Design-build is always led by a developer or construction company.
Yes, developers and construction companies lead many design-build projects. But what entity leads the project depends on what you need built. On mission critical facilities — such as manufacturing and industrial plants, data centers, health care facilities, water treatment plants and even fire stations — you may want to consider an engineer-led design-build entity. Whether developer, construction company or engineer lead a design-build project depends on the demands of the project.
Design-build is a single method.
There is more than one way to design-build. However, over the years, the term “design-build” has become a catch-all for many different alternative project delivery methods.
These alternative delivery methods include:
- Engineer-led design-build
- Design, build, operate and maintain (DBOM)
- CM at risk (also called CM/GC or CMAR)
- Public-private partnership (P3)
- Integrated project delivery (IPD)
Many contracting formats exist to accommodate these numerous delivery methods. Each has its own appropriate application.
The owner loses all control on a design-build project.
Not true. Depending on the type of delivery arrangement, the owner can be as involved as they want to be.
In an engineer-led design-build project, for example, the owner is involved at the beginning of the project, during the programming phase. His or her input and original intent is carried through all the design and construction phases by the design engineer, who guides the project from start to finish.
Also, many design-build arrangements are what is called “open book.” The owner receives regular progress presentations, giving him or her continual opportunities to provide feedback. All can be addressed contractually.
Design-build is more expensive than traditional design-bid-build.
Design-build is actually more cost-efficient than traditional project delivery in many situations. This is because project budget is identified early in the process and continuously maintained through a highly collaborative process.
Under design-build methods, designer and builder are able to work shoulder-to-shoulder in real time. Speaking face-to-face, they are able to avoid the many miscommunications that can occur within a set of construction documents. This saves time, money and, importantly, minimizes costly disputes.
Design-build is only appropriate for certain entities.

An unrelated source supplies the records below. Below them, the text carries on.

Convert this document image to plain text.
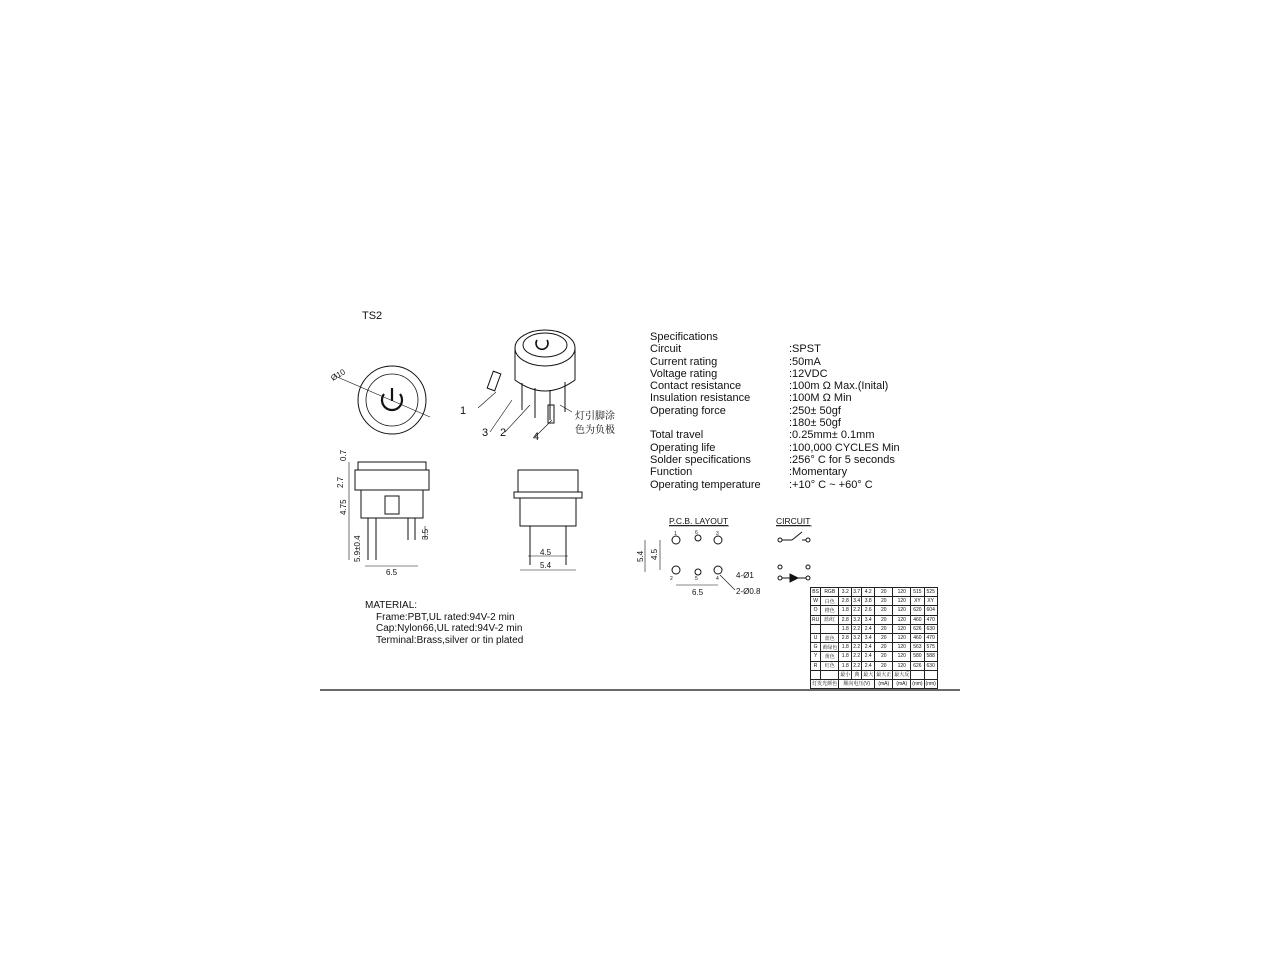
Ø10
0.7
2.7
4.75
5.9±0.4
3.5
6.5
4.5
5.4
6.5
5.4 4.5
4-Ø1
2-Ø0.8
1
2
3	4
1	6	3
2	5	4
P.C.B. LAYOUT	CIRCUIT
TS2
灯引脚涂
色为负极
Specifications
Circuit	:SPST
Current rating	:50mA
Voltage rating	:12VDC
Contact resistance	:100m Ω Max.(Inital)
Insulation resistance	:100M Ω Min
Operating force	:250± 50gf
:180± 50gf
Total travel	:0.25mm± 0.1mm
Operating life	:100,000 CYCLES Min
Solder specifications	:256° C for 5 seconds
Function	:Momentary
Operating temperature	:+10° C ~ +60° C
MATERIAL:
Frame:PBT,UL rated:94V-2 min
Cap:Nylon66,UL rated:94V-2 min
Terminal:Brass,silver or tin plated
BS	RGB	3.2	3.7	4.2	20	120	515	525
W	白色	2.8	3.4	3.8	20	120	XY	XY
O	橙色	1.8	2.2	2.6	20	120	620	604
RU	蓝/红	2.8	3.2	3.4	20	120	460	470
		1.8	2.2	2.4	20	120	626	630
U	蓝色	2.8	3.2	3.4	20	120	460	470
G	黄绿色	1.8	2.2	2.4	20	120	563	575
Y	黄色	1.8	2.2	2.4	20	120	580	588
R	红色	1.8	2.2	2.4	20	120	626	630
		最小	典	最大	最大正	最大反		
灯发光颜色		顺向电压(V)			(mA)	(mA)	(nm)	(nm)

Design-build is often associated with private sector projects. However, it is not limited to them. Design-build is viable for many local government projects. Many federal and state organizations are using iterations of the design-build project delivery method as well.
Expansions to Pueblo Memorial Airport in Pueblo, Colorado, were planned, engineered and constructed using the design-build project delivery model. In fact, so was the renovation of the Pentagon, where design-build proved to be so effective that it has influenced implementation of design-build project delivery techniques on other federal projects.
Design-build is good for speed, bad for quality.
Many believe that swiftness in a design-build project is accomplished by cutting corners or compromising quality. Also false. Quality is a cornerstone of top design-build project delivery providers.
Project timeframe is compressed as a result of concurrent activities, not carelessness. Building while designing, designing while procuring, more efficient sequencing — this is how top design-build projects are delivered quickly and efficiently while maintaining high quality.
Design-build project delivery is as susceptible to misinformation as anything else we talk about. But when we dig into the facts, we unearth many opportunities to build better projects, faster.